In the motion seeking to suppress evidence taken in a search of Hernandez’s home the day after Lloyd’s death, Hernandez’s lawyers argued that investigators did not establish probable cause to believe the former football star killed Lloyd and that evidence of the crime could be found in his house.

For instance, they asserted that prosecutors went looking for images from Hernandez’s home security system in what amounted to a “fishing expedition.”

That security system yielded images thought to have been taken shortly after Lloyd’s murder that allegedly show Hernandez with a gun.
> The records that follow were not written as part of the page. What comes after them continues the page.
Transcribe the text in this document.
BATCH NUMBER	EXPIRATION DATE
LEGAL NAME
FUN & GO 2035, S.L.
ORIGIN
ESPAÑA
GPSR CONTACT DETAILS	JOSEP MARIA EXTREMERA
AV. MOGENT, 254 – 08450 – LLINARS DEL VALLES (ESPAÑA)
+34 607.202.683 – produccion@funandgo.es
But Hernandez’s lawyers argued in their filings that the warrant issued for the search was based on flimsy evidence and, therefore, the items recovered there should not be allowed to be used as evidence.

Prosecutors, however, argued in their response that the affidavit used to obtain a search warrant issued for Hernandez’s home merely needed to show that a crime has been committed and that there is a “reasonable expectation that evidence of that offense will be found in the place named in the warrant.”

Ultimately, prosecutors wrote in their response, there was an “overwhelming basis” for establishing suspicion to back up the warrant.

In another motion, Hernandez’s attorneys asked for access to the hard drive from that home security system, questioning whether there are unexplained gaps and blank spots in it.

And, finally, his attorneys have filed multiple motions seeking “discovery” – information in the possession of the prosecution that they are asking be turned over.

Discovery fights are typical in serious cases – so, in that regard, the motions are not unusual.

It is not clear whether Judge Garsh will issue any rulings Monday or simply take the various motions under advisement and issue decisions later.

Following Monday’s hearing, Hernandez is scheduled to appear in Boston in charges related to the July 16, 2012, murders of Daniel de Abreu, 29, and Safiro Furtado, 28, and the wounding of another man in their car.